Find the Miraculous in the Mundane

Treat Thompson

in

Newsletter

This is a republishing of the Shoulders of Giants newsletter.


What We'll Learn (in 3 minutes):

👨‍🏫 Topic: Our lost joy and wonder of the world

🔍 Quote: Socrates on satisfaction

📸 Visual: Goals and Stillness

📜 Passage: Mary Oliver on if you need a push to live your life


Find the Miraculous in the Mundane

When I was a kid, I couldn’t help but notice the amazing in everyday life. It would call out to me, flailing its arms around. 

Finding a penny on a sidewalk called for celebration, and an ant hill would throw me into a frenzy.

It takes a lot more than that today. 

Annie Dillard has a story that captures this well.

When she was six years old, she would hide pennies for strangers to find. She would put them in the holes of sidewalks and mark them with an arrow labelled “SURPRISE AHEAD.”

She would get excited thinking about the first lucky person to find her gift. But she’d never stick around to see it through. The point wasn’t to feel good from surprising people—the fun came from getting lost in it all.

We lose this with age. Finding the miraculous in the mundane gets harder and harder.

We go from being WALL-E’s obsessed with the randomness around us to dull humans focused on cheap pleasure.

There used to be something to flood me with wonder around every corner: “How do birds know how to build nests?” “What did this place look like 100 years ago?” “How did famous sayings catch on?”

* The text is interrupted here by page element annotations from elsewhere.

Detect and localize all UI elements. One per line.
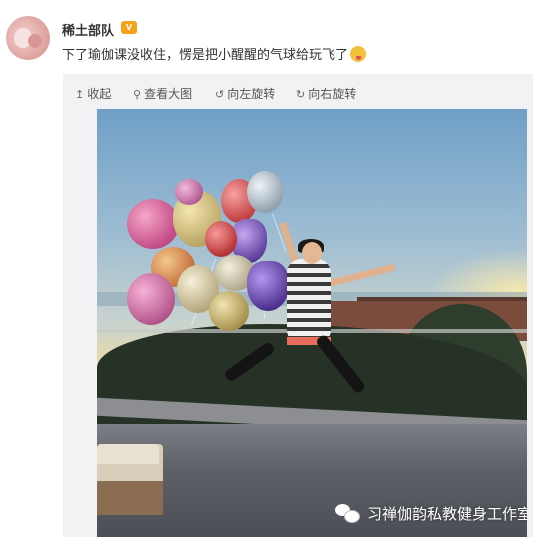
person-arm <box>324 263 396 288</box>
balloon <box>127 273 175 325</box>
avatar[interactable] <box>6 16 50 60</box>
watermark-text: 习禅伽韵私教健身工作室 <box>367 505 527 523</box>
tongue-out-emoji-icon <box>350 46 367 62</box>
balloon <box>175 179 203 205</box>
arrow-up-icon: ↥ <box>75 88 85 101</box>
wechat-icon <box>335 504 360 523</box>
collapse-label: 收起 <box>87 87 112 101</box>
post-text-content: 下了瑜伽课没收住，愣是把小醒醒的气球给玩飞了 <box>62 48 349 63</box>
post-text: 下了瑜伽课没收住，愣是把小醒醒的气球给玩飞了 <box>62 44 367 63</box>
rotate-left-button[interactable]: ↺ 向左旋转 <box>215 85 275 102</box>
rotate-right-label: 向右旋转 <box>308 87 357 101</box>
collapse-button[interactable]: ↥ 收起 <box>75 85 111 102</box>
balloon <box>127 199 179 249</box>
media-card: ↥ 收起 ⚲ 查看大图 ↺ 向左旋转 ↻ 向右旋转 习禅伽韵私教健身工作室 <box>63 74 533 537</box>
avatar-shape <box>28 34 42 48</box>
watermark: 习禅伽韵私教健身工作室 <box>335 503 527 525</box>
rotate-right-icon: ↻ <box>296 88 306 101</box>
rotate-left-label: 向左旋转 <box>227 87 276 101</box>
balloon <box>247 261 289 311</box>
balloon <box>205 221 237 257</box>
lounge-frame <box>97 481 163 515</box>
vip-badge-icon: V <box>121 21 137 34</box>
balloon <box>209 291 249 331</box>
balloon <box>247 171 283 213</box>
view-large-label: 查看大图 <box>144 87 193 101</box>
view-large-button[interactable]: ⚲ 查看大图 <box>133 85 192 102</box>
rotate-left-icon: ↺ <box>215 88 225 101</box>
person-striped-shirt <box>287 259 331 344</box>
username-link[interactable]: 稀土部队 <box>62 20 114 39</box>
media-toolbar: ↥ 收起 ⚲ 查看大图 ↺ 向左旋转 ↻ 向右旋转 <box>63 74 533 108</box>
search-icon: ⚲ <box>133 88 142 101</box>
person-head <box>302 242 322 264</box>
rotate-right-button[interactable]: ↻ 向右旋转 <box>296 85 356 102</box>
post-photo[interactable]: 习禅伽韵私教健身工作室 <box>97 109 527 537</box>
lounge-cushion <box>97 444 159 464</box>
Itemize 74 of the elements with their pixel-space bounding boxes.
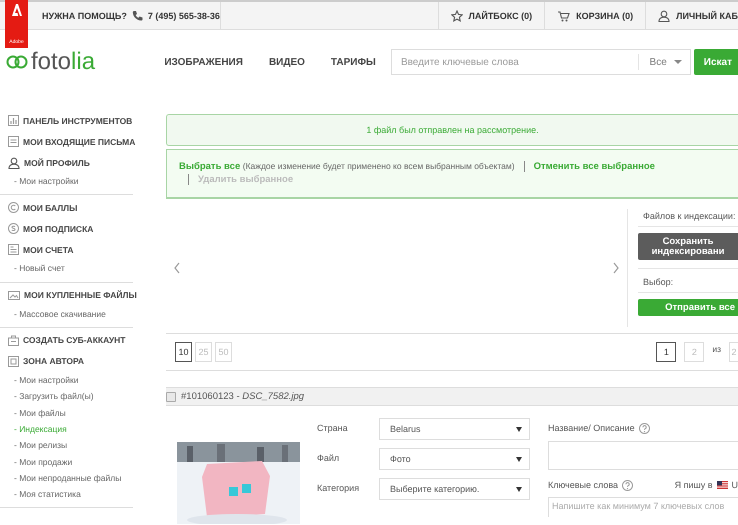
chevron-right-icon[interactable]: [613, 262, 619, 274]
page-button[interactable]: 1: [656, 342, 676, 362]
notice-banner: 1 файл был отправлен на рассмотрение.: [166, 114, 738, 146]
sidebar-item[interactable]: МОЯ ПОДПИСКА: [0, 218, 133, 240]
caret-icon: [516, 486, 522, 492]
search-field[interactable]: Введите ключевые слова Все: [390, 49, 691, 75]
image-icon: [8, 290, 20, 301]
copyright-icon: [8, 202, 19, 214]
help-text: НУЖНА ПОМОЩЬ?: [42, 10, 127, 20]
caret-icon: [674, 60, 682, 64]
chart-icon: [8, 115, 19, 126]
header-link[interactable]: ЛИЧНЫЙ КАБ: [645, 2, 738, 29]
select-field[interactable]: Выберите категорию.: [379, 478, 530, 500]
header-link[interactable]: КОРЗИНА (0): [544, 2, 646, 29]
mail-icon: [8, 136, 19, 147]
keywords-field[interactable]: Напишите как минимум 7 ключевых слов: [548, 497, 738, 517]
sidebar-item[interactable]: МОЙ ПРОФИЛЬ: [0, 152, 133, 173]
sidebar-item[interactable]: ЗОНА АВТОРА: [0, 350, 133, 372]
sidebar-item[interactable]: - Новый счет: [0, 260, 133, 277]
rings-icon: [6, 55, 28, 69]
files-count-label: Файлов к индексации:: [638, 209, 738, 227]
sidebar-item[interactable]: - Мои настройки: [0, 372, 133, 388]
sidebar-item[interactable]: - Моя статистика: [0, 486, 133, 502]
sidebar-item[interactable]: СОЗДАТЬ СУБ-АККАУНТ: [0, 330, 133, 351]
field-label: Название/ Описание: [548, 423, 635, 433]
sidebar-item[interactable]: - Загрузить файл(ы): [0, 388, 133, 404]
briefcase-icon: [8, 334, 19, 346]
adobe-icon: [12, 4, 22, 16]
sidebar-item[interactable]: - Мои релизы: [0, 437, 133, 454]
caret-icon: [516, 426, 522, 432]
document-icon: [8, 244, 19, 256]
selection-hint: (Каждое изменение будет применено ко всем выбранным объектам): [242, 161, 515, 171]
language-code[interactable]: U: [732, 480, 738, 490]
sidebar-item[interactable]: - Массовое скачивание: [0, 306, 133, 322]
choice-label: Выбор:: [638, 268, 738, 293]
user-icon: [658, 10, 670, 22]
sidebar-item[interactable]: МОИ ВХОДЯЩИЕ ПИСЬМА: [0, 131, 133, 152]
page-size-button[interactable]: 10: [175, 342, 192, 362]
phone-icon: [132, 10, 143, 21]
nav-link[interactable]: ИЗОБРАЖЕНИЯ: [164, 56, 243, 68]
chevron-left-icon[interactable]: [174, 262, 180, 274]
fotolia-logo[interactable]: fotolia: [6, 48, 164, 76]
checkbox[interactable]: [166, 392, 176, 402]
sidebar-item[interactable]: - Мои настройки: [0, 173, 133, 190]
sidebar-item[interactable]: МОИ БАЛЛЫ: [0, 197, 133, 218]
select-field[interactable]: Belarus: [379, 418, 530, 440]
help-icon: [638, 422, 650, 434]
scope-dropdown[interactable]: Все: [638, 54, 690, 70]
nav-link[interactable]: ВИДЕО: [268, 56, 305, 68]
field-label: Ключевые слова: [548, 480, 618, 490]
select-field[interactable]: Фото: [379, 448, 530, 470]
field-label: Категория: [317, 482, 360, 495]
field-label: Файл: [317, 452, 340, 465]
user-icon: [8, 156, 20, 168]
flag-icon: [716, 481, 728, 489]
page-of-label: из: [712, 344, 721, 354]
save-button[interactable]: Сохранить индексировани: [638, 233, 738, 260]
language-label: Я пишу в: [674, 480, 712, 490]
nav-link[interactable]: ТАРИФЫ: [330, 56, 376, 68]
field-label: Страна: [317, 422, 349, 435]
caret-icon: [516, 456, 522, 462]
help-icon: [622, 480, 634, 490]
cart-icon: [557, 10, 570, 22]
dollar-icon: [8, 223, 19, 234]
sidebar-item[interactable]: - Мои продажи: [0, 453, 133, 470]
sidebar-item[interactable]: - Мои непроданные файлы: [0, 470, 133, 486]
sidebar-item[interactable]: ПАНЕЛЬ ИНСТРУМЕНТОВ: [0, 110, 133, 131]
phone-number: 7 (495) 565-38-36: [148, 10, 220, 20]
sidebar-item[interactable]: МОИ СЧЕТА: [0, 239, 133, 260]
file-title: #101060123 - DSC_7582.jpg: [181, 391, 304, 402]
sidebar-item[interactable]: - Мои файлы: [0, 404, 133, 421]
header-link[interactable]: ЛАЙТБОКС (0): [438, 2, 544, 29]
star-icon: [450, 10, 463, 22]
grid-icon: [8, 356, 19, 367]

The smallest things filled me with joy: The first star at night was always beautiful, seeing how close I could call a squirrel over was thrilling and getting a truck driver to honk their horn was a huge win.

The sad part is that none of these ever went away. 

It’s not like the world gets less interesting—we just get less interested.

We become the Dad in the story Sidewalk Flowers.

It follows a little girl and her Dad walking home together.

He’s on his phone, rushing through pedestrians, meanwhile, she trails him, picking wildflowers and giving them to strangers—acknowledging everyone he’s neglected.

How’d We Get Like This

We get comfortable with spending life on the sidelines.

Henry Thoreau made this point by saying, most people participate in life enough to work a job, less participate enough to exert themselves intellectually and very few participate enough to live remarkable lives.

Our discomfort with idleness is another problem. We bolt at the first sign of boredom, meanwhile, boredom helps show us the joys of the world.

"All of humanity's problems stem from man's inability to sit quietly in a room alone”—Blaise Pascal

We also don’t care to be aware of our surroundings, and I don’t know why. Are we distracted? Is it unhappiness? Maybe we’re too self-centred?

Whatever it is, we consistently neglect the world around us.

“How awake are we, really, when we’ve stopped bowling over in awe at the everyday miracle of clouds? Or the unexpected glory of wildflowers on the city sidewalk?”—Maria Popova

The truth is, everything is interesting. It just takes looking closer. Life’s unremarkable when you glance over everything.

It’s like saying your name over and over again and noticing how different it sounds each time. Everything has depth if you give it more attention.


Visual Value

@OzolinsJanis
Ruth Krauss and Maurice Sendak

Featured Quote

The secret of happiness, you see, is not found in seeking more, but in developing the capacity to enjoy less.—Socrates

If your bar for joy and wonder is low, you'll find it everywhere.


Featured Passage

I know you never intended to be in this world. But you’re in it all the same.

So why not get started immediately.

I mean, belonging to it.

There is so much to admire, to weep over.

You could live a hundred years, it’s happened.

Or not.

I am speaking from the fortunate platform of many years,

none of which, I think, I ever wasted.

Do you need a prod?

Do you need a little darkness to get you going?